Plaintiff in each case seeks to avoid the impact of section 14 of the Public Health Law by contending that it applies only to physicians. That contention has little merit for it takes away all meaning from the words "officer or employee * * * for alleged damages because of the manner in which * * * any act [was] done or failure to perform any act". The other contention made is that when defendants were doing the acts alleged to have been done in the complaint, they were not acting in their official capacity. Each plaintiff points to paragraph "9" in the complaint which alleges that the acts were not done in defendants' official capacity and were not done in good faith. Plaintiff has however alleged that defendants Bellizzi, Ortenzi, and Curran are employees of the State of New York, in the Bureau of Narcotic Control. The court takes judicial notice that such bureau is within the Department of Health. Section 14 says that no civil action against an officer or employee of the department shall be brought in his personal capacity without leave of a Justice of the Supreme Court. Since defendants are such employees, plaintiff cannot by an allegation such as paragraph 9 of the complaint deprive the statute of efficacy.

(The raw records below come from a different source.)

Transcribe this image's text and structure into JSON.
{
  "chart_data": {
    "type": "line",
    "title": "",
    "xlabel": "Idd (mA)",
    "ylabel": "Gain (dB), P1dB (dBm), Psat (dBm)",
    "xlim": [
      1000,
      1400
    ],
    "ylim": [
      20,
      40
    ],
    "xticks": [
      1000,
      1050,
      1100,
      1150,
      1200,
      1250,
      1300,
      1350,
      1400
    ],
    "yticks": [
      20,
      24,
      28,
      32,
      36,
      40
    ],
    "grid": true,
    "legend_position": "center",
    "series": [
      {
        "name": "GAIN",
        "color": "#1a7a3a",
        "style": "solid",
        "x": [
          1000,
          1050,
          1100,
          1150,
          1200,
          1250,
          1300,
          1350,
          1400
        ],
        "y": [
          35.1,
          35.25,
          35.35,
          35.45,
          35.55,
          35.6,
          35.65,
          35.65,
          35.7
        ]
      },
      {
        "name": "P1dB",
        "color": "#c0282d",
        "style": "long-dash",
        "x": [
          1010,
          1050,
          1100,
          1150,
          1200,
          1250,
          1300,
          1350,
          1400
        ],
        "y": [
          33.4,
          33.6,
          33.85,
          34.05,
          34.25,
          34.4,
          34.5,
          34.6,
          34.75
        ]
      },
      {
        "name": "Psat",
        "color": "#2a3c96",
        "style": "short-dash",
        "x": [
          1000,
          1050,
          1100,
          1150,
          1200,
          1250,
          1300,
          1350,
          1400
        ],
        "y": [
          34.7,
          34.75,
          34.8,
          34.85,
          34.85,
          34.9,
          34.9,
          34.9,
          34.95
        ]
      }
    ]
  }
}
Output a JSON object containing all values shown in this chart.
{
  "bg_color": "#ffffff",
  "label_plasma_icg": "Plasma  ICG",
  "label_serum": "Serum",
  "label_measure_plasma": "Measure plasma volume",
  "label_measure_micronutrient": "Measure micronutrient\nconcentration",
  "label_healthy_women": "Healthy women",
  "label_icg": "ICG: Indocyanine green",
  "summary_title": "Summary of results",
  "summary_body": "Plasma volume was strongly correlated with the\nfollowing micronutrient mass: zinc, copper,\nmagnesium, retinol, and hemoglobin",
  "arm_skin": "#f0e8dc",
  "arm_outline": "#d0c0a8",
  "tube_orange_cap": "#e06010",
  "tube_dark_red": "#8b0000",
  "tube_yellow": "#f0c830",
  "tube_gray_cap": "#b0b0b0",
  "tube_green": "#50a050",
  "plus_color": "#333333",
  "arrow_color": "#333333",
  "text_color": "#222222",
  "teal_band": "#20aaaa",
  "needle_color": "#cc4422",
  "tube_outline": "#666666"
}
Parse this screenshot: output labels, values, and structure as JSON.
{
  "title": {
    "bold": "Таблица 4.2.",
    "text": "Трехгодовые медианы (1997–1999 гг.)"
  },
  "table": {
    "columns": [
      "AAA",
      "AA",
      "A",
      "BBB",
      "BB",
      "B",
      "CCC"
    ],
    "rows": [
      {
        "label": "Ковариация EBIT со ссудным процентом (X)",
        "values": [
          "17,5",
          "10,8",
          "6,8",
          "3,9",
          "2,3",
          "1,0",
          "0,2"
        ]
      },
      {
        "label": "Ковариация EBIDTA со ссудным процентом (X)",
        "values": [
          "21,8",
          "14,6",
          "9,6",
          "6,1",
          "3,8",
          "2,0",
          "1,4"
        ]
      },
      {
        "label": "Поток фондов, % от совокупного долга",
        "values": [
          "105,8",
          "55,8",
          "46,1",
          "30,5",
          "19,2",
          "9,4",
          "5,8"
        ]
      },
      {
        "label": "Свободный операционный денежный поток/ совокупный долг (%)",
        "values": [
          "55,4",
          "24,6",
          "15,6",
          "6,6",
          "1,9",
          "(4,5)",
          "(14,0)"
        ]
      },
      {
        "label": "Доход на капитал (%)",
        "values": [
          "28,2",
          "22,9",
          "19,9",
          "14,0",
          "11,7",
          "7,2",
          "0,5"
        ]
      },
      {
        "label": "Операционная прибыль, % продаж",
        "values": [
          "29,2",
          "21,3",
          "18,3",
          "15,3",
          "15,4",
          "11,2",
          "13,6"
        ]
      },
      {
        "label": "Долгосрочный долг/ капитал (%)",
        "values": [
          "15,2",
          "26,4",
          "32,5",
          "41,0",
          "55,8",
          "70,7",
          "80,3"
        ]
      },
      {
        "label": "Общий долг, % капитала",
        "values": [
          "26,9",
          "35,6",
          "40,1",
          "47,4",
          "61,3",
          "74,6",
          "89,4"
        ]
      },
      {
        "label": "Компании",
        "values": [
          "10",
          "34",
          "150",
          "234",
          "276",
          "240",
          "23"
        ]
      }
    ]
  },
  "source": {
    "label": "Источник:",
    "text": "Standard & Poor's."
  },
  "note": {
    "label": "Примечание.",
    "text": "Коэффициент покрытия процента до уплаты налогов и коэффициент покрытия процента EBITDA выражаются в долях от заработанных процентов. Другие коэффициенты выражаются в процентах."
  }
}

The motion to dismiss the complaint was not made under CPLR 3211 (subd. [a], par. 3) (that the party asserting the cause of action has not legal capacity to sue) or paragraph 7 (the pleading fails to state a cause of action). Under the prayer for other and further relief, the motion to dismiss the complaint is granted under paragraphs 3 and 7.

The grant of this motion to dismiss the complaint does not deprive plaintiff of any remedy in this court. He can still seek leave of a Supreme Court Justice to commence the action. The statute does not provide that an application for leave to sue must be made on notice. If made ex parte, an affidavit of the applicant should be sufficient to convince the Justice that leave should be granted. I believe that the determination of whether the act of which plaintiff complains was or was not done "while discharging his official duties" "in good faith" are questions of fact which must be submitted to the jury before whom the trial is held, rather than before the Justice before whom the ex parte application is made. The issues are not the kind that can be resolved summarily or preliminarily by the Justice to whom the application is made, because a plenary trial is required to resolve those issues.

Defendants also move to compel plaintiff to serve an amended complaint separately stating and numbering his causes of action, to have each paragraph state a single allegation and to amend the complaint to state more definitely and certainly his causes of action. A reading of the complaint shows that it is wordy and repetitive. The damages under the different causes of action are the same, even in the third cause of action which pertains to property damage only. Nevertheless, the complaint is sufficiently definite to require the denial of the motions. Defendants can secure details of the causes of action by demanding a bill of particulars which will limit the nature of the damages sought in each cause of action and which will provide definite statements of the specific nature of the claims made. On this basis, the motions are denied.

It might be mentioned that, in view of the dismissal of the complaint, consideration of the motion to compel the service of an amended complaint would seem to be moot. Should my ruling on the motion to dismiss be reversed on appeal, then the appeal court will be able to dispose of the entire motion, since I shall have exercised my discretion.